Nessuna spocchia. Per Mancini, la squadra prima di tutto. I gol di Vialli sono pure suoi. Gli servirà un assist nel gol del 2-0 nella finale di Coppa Coppe 1990, vinta contro l’Anderlecht. Un destro perfido, a girare, che inganna il portiere in uscita e si posa quasi in maniera ovvia sulla testa di Vialli. Meno ovvio sarà il Mondiale italiano, un mese dopo. I gemelli del gol verranno rimpiazzati da Schillaci e Baggio.
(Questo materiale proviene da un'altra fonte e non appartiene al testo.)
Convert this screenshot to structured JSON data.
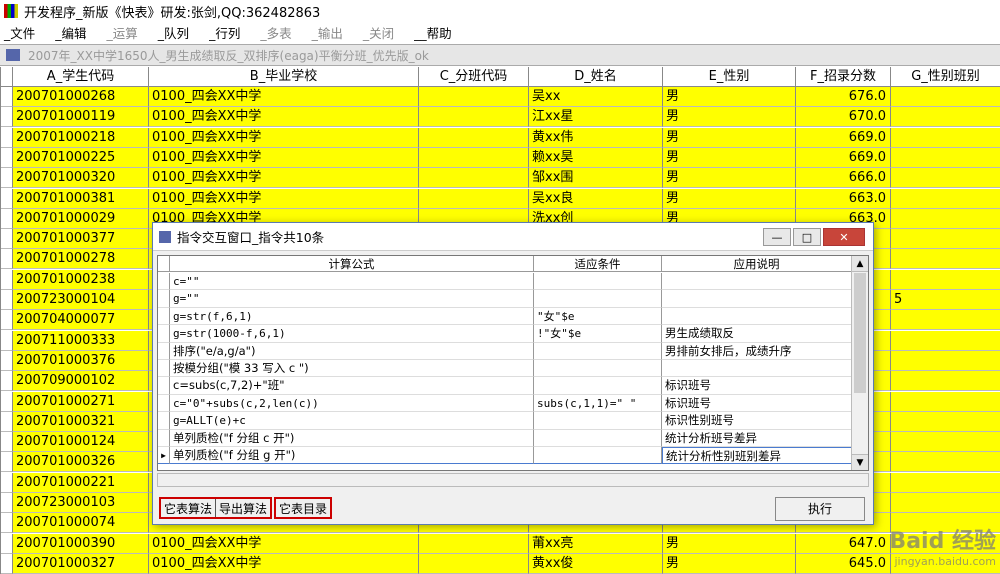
{
  "app": {
    "title": "开发程序_新版《快表》研发:张剑,QQ:362482863"
  },
  "menu": [
    {
      "label": "_文件",
      "enabled": true
    },
    {
      "label": "_编辑",
      "enabled": true
    },
    {
      "label": "_运算",
      "enabled": false
    },
    {
      "label": "_队列",
      "enabled": true
    },
    {
      "label": "_行列",
      "enabled": true
    },
    {
      "label": "_多表",
      "enabled": false
    },
    {
      "label": "_输出",
      "enabled": false
    },
    {
      "label": "_关闭",
      "enabled": false
    },
    {
      "label": "__帮助",
      "enabled": true
    }
  ],
  "document": {
    "title": "2007年_XX中学1650人_男生成绩取反_双排序(eaga)平衡分班_优先版_ok"
  },
  "grid": {
    "columns": [
      "A_学生代码",
      "B_毕业学校",
      "C_分班代码",
      "D_姓名",
      "E_性别",
      "F_招录分数",
      "G_性别班别"
    ],
    "rows": [
      [
        "200701000268",
        "0100_四会XX中学",
        "",
        "吴xx",
        "男",
        "676.0",
        ""
      ],
      [
        "200701000119",
        "0100_四会XX中学",
        "",
        "江xx星",
        "男",
        "670.0",
        ""
      ],
      [
        "200701000218",
        "0100_四会XX中学",
        "",
        "黄xx伟",
        "男",
        "669.0",
        ""
      ],
      [
        "200701000225",
        "0100_四会XX中学",
        "",
        "赖xx昊",
        "男",
        "669.0",
        ""
      ],
      [
        "200701000320",
        "0100_四会XX中学",
        "",
        "邹xx围",
        "男",
        "666.0",
        ""
      ],
      [
        "200701000381",
        "0100_四会XX中学",
        "",
        "吴xx良",
        "男",
        "663.0",
        ""
      ],
      [
        "200701000029",
        "0100_四会XX中学",
        "",
        "洗xx创",
        "男",
        "663.0",
        ""
      ],
      [
        "200701000377",
        "",
        "",
        "",
        "",
        "",
        ""
      ],
      [
        "200701000278",
        "",
        "",
        "",
        "",
        "",
        ""
      ],
      [
        "200701000238",
        "",
        "",
        "",
        "",
        "",
        ""
      ],
      [
        "200723000104",
        "",
        "",
        "",
        "",
        "",
        "5"
      ],
      [
        "200704000077",
        "",
        "",
        "",
        "",
        "",
        ""
      ],
      [
        "200711000333",
        "",
        "",
        "",
        "",
        "",
        ""
      ],
      [
        "200701000376",
        "",
        "",
        "",
        "",
        "",
        ""
      ],
      [
        "200709000102",
        "",
        "",
        "",
        "",
        "",
        ""
      ],
      [
        "200701000271",
        "",
        "",
        "",
        "",
        "",
        ""
      ],
      [
        "200701000321",
        "",
        "",
        "",
        "",
        "",
        ""
      ],
      [
        "200701000124",
        "",
        "",
        "",
        "",
        "",
        ""
      ],
      [
        "200701000326",
        "",
        "",
        "",
        "",
        "",
        ""
      ],
      [
        "200701000221",
        "",
        "",
        "",
        "",
        "",
        ""
      ],
      [
        "200723000103",
        "",
        "",
        "",
        "",
        "",
        ""
      ],
      [
        "200701000074",
        "",
        "",
        "",
        "",
        "",
        ""
      ],
      [
        "200701000390",
        "0100_四会XX中学",
        "",
        "莆xx亮",
        "男",
        "647.0",
        ""
      ],
      [
        "200701000327",
        "0100_四会XX中学",
        "",
        "黄xx俊",
        "男",
        "645.0",
        ""
      ]
    ]
  },
  "dialog": {
    "title": "指令交互窗口_指令共10条",
    "headers": [
      "计算公式",
      "适应条件",
      "应用说明"
    ],
    "rows": [
      [
        "c=\"\"",
        "",
        ""
      ],
      [
        "g=\"\"",
        "",
        ""
      ],
      [
        "g=str(f,6,1)",
        "\"女\"$e",
        ""
      ],
      [
        "g=str(1000-f,6,1)",
        "!\"女\"$e",
        "男生成绩取反"
      ],
      [
        "排序(\"e/a,g/a\")",
        "",
        "男排前女排后，成绩升序"
      ],
      [
        "按模分组(\"模 33 写入 c \")",
        "",
        ""
      ],
      [
        "c=subs(c,7,2)+\"班\"",
        "",
        "标识班号"
      ],
      [
        "c=\"0\"+subs(c,2,len(c))",
        "subs(c,1,1)=\" \"",
        "标识班号"
      ],
      [
        "g=ALLT(e)+c",
        "",
        "标识性别班号"
      ],
      [
        "单列质检(\"f 分组 c 开\")",
        "",
        "统计分析班号差异"
      ],
      [
        "单列质检(\"f 分组 g 开\")",
        "",
        "统计分析性别班别差异"
      ]
    ],
    "active_row": 10,
    "buttons": [
      "它表算法",
      "导出算法",
      "它表目录"
    ],
    "execute_label": "执行",
    "window_buttons": [
      "—",
      "□",
      "✕"
    ]
  },
  "watermark": {
    "main": "Baid 经验",
    "sub": "jingyan.baidu.com"
  }
}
Vialli cadrà sotto il peso delle responsabilità, Mancini non giocherà nemmeno un minuto. Sarà il senso di rivalsa dei due a fare esplodere la scintilla dell’ultimo scudetto italiano vinto in “provincia”: nel 1991, la Samp è campione d’Italia. La stessa rabbia che li porterà a Wembley, dove verranno però battuti ancora dal Barça, dopo la Coppa Coppe del 1989. Il gruppo può sciogliersi. Vialli andrà a prendersi la Champions con la Juve, Mancini un altro scudetto “impossibile” con la Lazio.
Mancini è oggi un signore di 50 anni, meno polemico di un tempo, ma che viene sempre chiamato quando ce n’è bisogno. Come quella volta sul piazzale di una chiesa a Jesi, lo hanno cercato per raddrizzare i risultati di una squadra in crisi. In una recente intervista al Corriere dello Sport, ha spiegato che il 27 novembre del 2024, quando cioè avrà 60 anni, si aspetta si essere «Sulla panchina dell’Italia». Chissà la Provvidenza che percorso ha studiato, per portarlo lì.